Atari Jaguar II Spec's

The following Information was provided to
the Atari History Site by: Markus Kirschbaum

Size:         10.5" x 12" x 3.5"
Controls:     Power on/off
Display:      Resolution up to 1600 x 600 pixels (50 Hz/interlace)
              32-bit "Extended True Color" display with 16,777,216
              colors simultaneously (additional 8 bits of supplimental
              graphics data support possible)
              Multiple-resolution, multiple-color depth objects
              (monochrome, 2-bit, 4-bit, 8-bit, 16-bit, 24-bit) can be
              used simultaneously
Ports:        Cartridge slot/expansion port (64 bits)
              RF video output
              Video edge connector (video/audio output)
              (supports NTSC and PAL; provides S-Video, Composite, RGB
              outputs, accessible by optional add-on connector)
              Four controller ports
              Digital Signal Processor port (includes high-speed
              synchronous serial input/output)
Controllers:  Eight-directional joypad
              Size 5" x 4.5" x 1.5", cord 7 feet
              Six fire buttons (A, B, C, D, E, F)
              Pause and Option buttons
              12-key keypad (accepts game-specific overlays)

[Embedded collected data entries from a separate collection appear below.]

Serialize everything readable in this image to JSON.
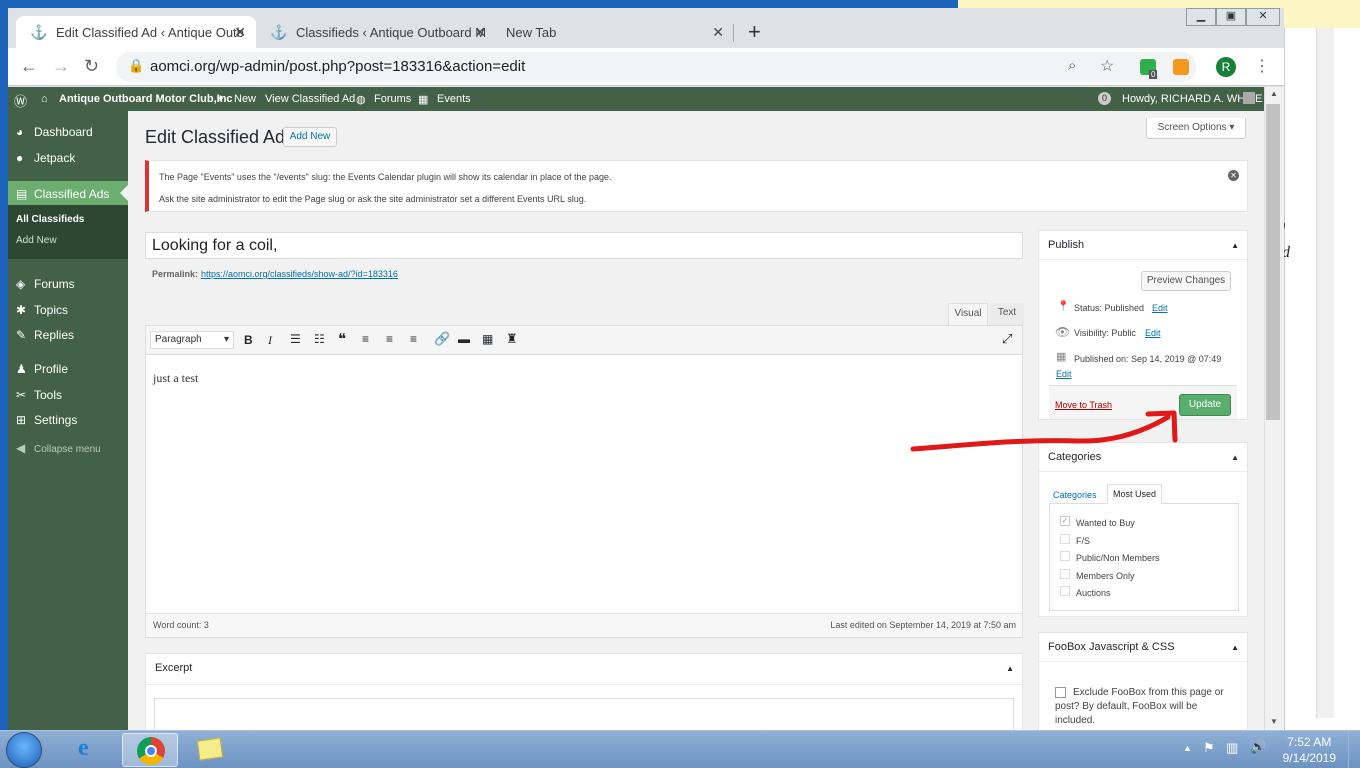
{
  "browser": {
    "tabs": [
      {
        "label": "Edit Classified Ad ‹ Antique Outb",
        "active": true
      },
      {
        "label": "Classifieds ‹ Antique Outboard M",
        "active": false
      },
      {
        "label": "New Tab",
        "active": false
      }
    ],
    "url": "aomci.org/wp-admin/post.php?post=183316&action=edit",
    "profile_initial": "R",
    "extension_badge": "0"
  },
  "adminbar": {
    "site": "Antique Outboard Motor Club,Inc",
    "new": "New",
    "view": "View Classified Ad",
    "forums": "Forums",
    "events": "Events",
    "notif": "0",
    "howdy": "Howdy, RICHARD A. WHITE"
  },
  "sidebar": {
    "items": [
      "Dashboard",
      "Jetpack",
      "Classified Ads",
      "Forums",
      "Topics",
      "Replies",
      "Profile",
      "Tools",
      "Settings",
      "Collapse menu"
    ],
    "sub": [
      "All Classifieds",
      "Add New"
    ]
  },
  "header": {
    "title": "Edit Classified Ad",
    "add_new": "Add New",
    "screen_options": "Screen Options"
  },
  "notice": {
    "line1": "The Page \"Events\" uses the \"/events\" slug: the Events Calendar plugin will show its calendar in place of the page.",
    "line2": "Ask the site administrator to edit the Page slug or ask the site administrator set a different Events URL slug."
  },
  "post": {
    "title": "Looking for a coil,",
    "permalink_label": "Permalink:",
    "permalink": "https://aomci.org/classifieds/show-ad/?id=183316",
    "tab_visual": "Visual",
    "tab_text": "Text",
    "format": "Paragraph",
    "body": "just a test",
    "word_count": "Word count: 3",
    "last_edited": "Last edited on September 14, 2019 at 7:50 am"
  },
  "excerpt": {
    "title": "Excerpt"
  },
  "publish": {
    "title": "Publish",
    "preview": "Preview Changes",
    "status": "Status: Published",
    "visibility": "Visibility: Public",
    "published_on": "Published on: Sep 14, 2019 @ 07:49",
    "edit": "Edit",
    "trash": "Move to Trash",
    "update": "Update"
  },
  "categories": {
    "title": "Categories",
    "tab_all": "Categories",
    "tab_used": "Most Used",
    "items": [
      {
        "label": "Wanted to Buy",
        "checked": true
      },
      {
        "label": "F/S",
        "checked": false
      },
      {
        "label": "Public/Non Members",
        "checked": false
      },
      {
        "label": "Members Only",
        "checked": false
      },
      {
        "label": "Auctions",
        "checked": false
      }
    ]
  },
  "foobox": {
    "title": "FooBox Javascript & CSS",
    "label": "Exclude FooBox from this page or post? By default, FooBox will be included."
  },
  "taskbar": {
    "time": "7:52 AM",
    "date": "9/14/2019"
  },
  "colors": {
    "admin_green": "#426146",
    "active_green": "#6cae70",
    "update_btn": "#5aae6d",
    "annotation_red": "#e01818"
  }
}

The Jaguar 2 has seven processors, which are contained in three chips.
Two of the chips are proprietary designs, nicknamed "Tom" and "Jerry".
The third chip is a standard Motorola 68EC020 used as a coprocessor.
Tom and Jerry are built using an 0.3 micron silicon process.  With
proper programming, all seven processors can run in parallel.

- "Tom"
  - 1,250,000 transistors, 292 pins
  - Graphics Processing Unit (processor #1)
     - 64-bit RISC architecture (64/128 register processor)
     - 64 registers of 128 bits wide (shadow-buffering)
     - Has access to all 2 x 64 bits of the system bus
     - Can read 128 bits of data in one instruction
     - Rated at 127.902 MIPS (million instructions per second)
     - Runs at 63.951 MHz
     - 2 x 32K bytes of zero wait-state internal SRAM (matrix)
     - Performs a wide range of high-speed graphic effects
     - Programmable
   - Object processor (processor #2)
     - 64-bit RISC architecture
     - Programmable processor that can act as a variety of different
       video architectures, such as a sprite engine, a pixel-mapped
       display, a character-mapped system, and others.
   - Blitter (processor #3)
     - 64 bits read and write at the same time! (multibuffering!)
     - 8K read buffer (fifo)
     - 8K write buffer (lifo)
     - Performs high-speed logical operations
     - Hardware support for Z-buffering and Gouraud shading
   - Texture Mapping Engine (processor #4)
     - 64-bit RISC
     - 64 bits
     - Programmable risc processor
     - 256K "texture-work-ram" of zero wait-state internal CACHE
     - capable of doing about 900000 texture-mapped polyons,
       without textures there can do 2500000 polyons.
     - realtime Gouraud and Phong shading
   - J/MPEG "COMBI" Chip (processor #5)
     - 64 bits
     - not programmable!
     - 8K own data rom (with sinus) table
     - 128K CACHE (fifo)
     - realtime J/MPEG decompression via CACHE (fifo)
   - DRAM memory controller
     - 4 x 64 bits
     - Accesses the DRAM directly

- "Jerry"
   - 900,000 transistors, 196 pins
   - Digital Signal Processor (processor #6)
     - 32 bits (32-bit registers)
     - Rated at 53,3 MIPS (million instructions per second)
     - Runs at 53.3 MHz
     - Same RISC core as the Graphics Processing Unit
     - Not limited to sound generation
     - 96K bytes of zero wait-state internal SRAM
     - CD-quality sound (16-bit stereo 50KHz)
     - Number of sound channels limited by software (minimum 16!!)
     - Two DACs (stereo) convert digital data to analog sound
       signals
     - Full stereo capabilities
     - Wavetable synthesis, FM synthesis, FM Sample synthesis, and AM
       synthesis
     - A clock control block, incorporating timers, and a UART

- Motorola 68EC020 (processor #7)
     - Runs at 26.590MHz
     - perfect 68000 emulation
     - General purpose control processor

Communication is performed with a high speed 64-bit data bus, rated
at 2400 megabits/second.  The 68000 is only able to access 16 bits
of this bus at a time.

The Jaguar 2 contains eight megabytes (64 megabits) of fast
page-mode DRAM, in eight chips with 1024 K each.